Mutations return both structured JSON and rendered HTML trip cards via structuredContent. Clients that support MCP's structured content can render trip state inline -- a destination list with dates, journey segments with transport icons, discrepancy badges. This is the "MCP Apps" idea: the LLM client becomes a lightweight UI for the service.
MCP mutations publish the same Redis signals as GraphQL (ADR-0041), so an iOS app with an active subscription sees updates whether the change came from the app or from Claude Desktop. The MCP server also subscribes to trip signals and forwards them as notifications/message to the connected client.
Auth uses OAuth 2.1 with PKCE (RFC 9126 / RFC 6749), since MCP clients expect standard OAuth flows. A separate OAuth domain handles dynamic client registration, authorization via passkey, and token exchange.
Consequences
LLM clients that speak MCP can plan trips without client-specific integrations on our side. The tool surface is small enough (15 tools) that models hold the full API in context. HTML trip cards give visual feedback inside chat without a separate UI.
The cost is a second auth flow (OAuth alongside PASETO), a second transport to maintain, and betting on a protocol that's still early.
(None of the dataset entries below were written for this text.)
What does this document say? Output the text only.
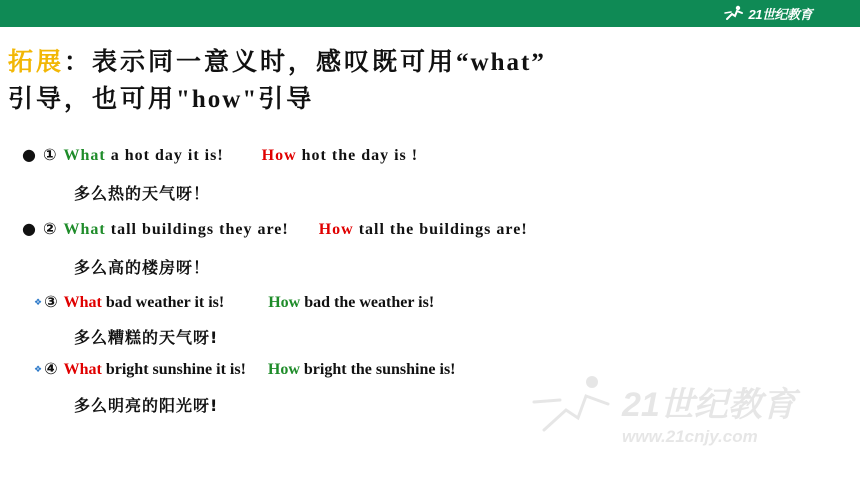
21世纪教育
拓展：表示同一意义时，感叹既可用“what”
引导，也可用"how"引导
● ① What a hot day it is! How hot the day is !
多么热的天气呀！
● ② What tall buildings they are! How tall the buildings are!
多么高的楼房呀！
❖ ③ What bad weather it is!	How bad the weather is!
多么糟糕的天气呀!
❖ ④ What bright sunshine it is! How bright the sunshine is!
多么明亮的阳光呀!	21世纪教育
www.21cnjy.com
MCP clients vary in capability -- some support structured content, others don't; some handle SSE reconnection well, others drop sessions. The tool descriptions do real work: poorly worded descriptions lead to models calling tools incorrectly, so they need the same care as API documentation. We built an eval suite (Promptfoo, testing against GPT-5.4, Claude Haiku 4.5, Claude Sonnet 4.6) to catch regressions in model comprehension.